In 2000, Brad M. Barber and Terrance Odean, both of the Graduate School of Management at UC Davis, published what would become a reference work in all future studies on overtrading. The gist of their research is this:
Individual investors who hold common stocks directly pay a tremendous performance penalty for active trading. Of 66,465 households with accounts at a large discount broker during 1991 to 1996, those that trade most earn an annual return of 11.4 percent, while the market returns 17.9 percent. The average household earns an annual return of 16.4 percent, tilts its common stock investment toward high-beta, small, value stocks, and turns over 75 percent of its portfolio annually. Overconfidence can explain high trading levels and the resulting poor performance of individual investors. Our central message is that trading is hazardous to your wealth.
One of the advantages of investing in index funds, as FutureAdvisor recommends, is that you’re choosing to make fewer choices, with full knowledge that many of those choices, on average, would have been wrong.
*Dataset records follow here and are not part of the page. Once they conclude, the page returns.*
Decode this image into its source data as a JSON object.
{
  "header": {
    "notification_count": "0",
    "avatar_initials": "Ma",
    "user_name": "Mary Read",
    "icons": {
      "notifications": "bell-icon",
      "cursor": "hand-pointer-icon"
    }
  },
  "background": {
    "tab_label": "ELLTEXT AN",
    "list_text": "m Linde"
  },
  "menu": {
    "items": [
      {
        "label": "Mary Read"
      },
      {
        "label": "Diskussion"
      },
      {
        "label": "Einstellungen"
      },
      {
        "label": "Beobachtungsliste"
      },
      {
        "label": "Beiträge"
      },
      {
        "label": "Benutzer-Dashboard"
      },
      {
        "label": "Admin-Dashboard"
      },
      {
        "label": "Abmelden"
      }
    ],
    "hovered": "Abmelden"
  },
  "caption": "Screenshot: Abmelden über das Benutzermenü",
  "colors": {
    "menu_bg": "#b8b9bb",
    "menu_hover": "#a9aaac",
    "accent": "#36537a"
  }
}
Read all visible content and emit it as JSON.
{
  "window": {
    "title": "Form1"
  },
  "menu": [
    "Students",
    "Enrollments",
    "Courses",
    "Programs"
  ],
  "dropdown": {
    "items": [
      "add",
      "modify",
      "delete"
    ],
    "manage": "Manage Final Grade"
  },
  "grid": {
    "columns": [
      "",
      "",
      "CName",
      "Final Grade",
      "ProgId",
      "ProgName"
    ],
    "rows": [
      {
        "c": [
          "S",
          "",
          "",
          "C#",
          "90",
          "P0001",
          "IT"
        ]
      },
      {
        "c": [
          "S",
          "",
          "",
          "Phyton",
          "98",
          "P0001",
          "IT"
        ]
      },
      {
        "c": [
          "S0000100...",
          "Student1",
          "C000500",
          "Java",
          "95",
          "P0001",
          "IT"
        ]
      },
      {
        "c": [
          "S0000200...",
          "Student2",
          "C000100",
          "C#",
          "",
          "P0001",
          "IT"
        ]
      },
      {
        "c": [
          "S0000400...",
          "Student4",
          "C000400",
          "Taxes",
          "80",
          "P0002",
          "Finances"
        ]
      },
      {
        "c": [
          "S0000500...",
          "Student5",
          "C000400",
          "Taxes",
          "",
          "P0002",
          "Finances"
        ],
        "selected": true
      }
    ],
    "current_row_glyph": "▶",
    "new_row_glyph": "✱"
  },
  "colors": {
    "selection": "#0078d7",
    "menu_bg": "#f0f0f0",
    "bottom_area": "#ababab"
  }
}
Barber later led a different team of researchers to study retail investors in Taiwan. Since most Taiwanese investors buy more individual stocks and sell them more often, the results of the 2006 study were even clearer. Trading will lose you money.
We document that individual investor trading results in systematic and, more importantly, economically large losses. Using a complete trading history of all investors in Taiwan, we document that the aggregate portfolio of individual investors suffers an annual performance penalty of 3.8 percentage points. Individual investor losses are equivalent to 2.2 percent of Taiwan’s GDP or 2.8 percent of total personal income – nearly as much as the total private expenditure on clothing and footwear in Taiwan. Using orders underlying trade, we document that virtually all of individual trading losses can be traced to their aggressive orders; passive orders placed by individuals are profitable at short horizons and suffer modest losses at longer horizons. In contrast, institutions enjoy an annual performance boost of 1.5 percentage points (after commissions and taxes, but before other costs). Both the aggressive and passive trades of institutions are profitable.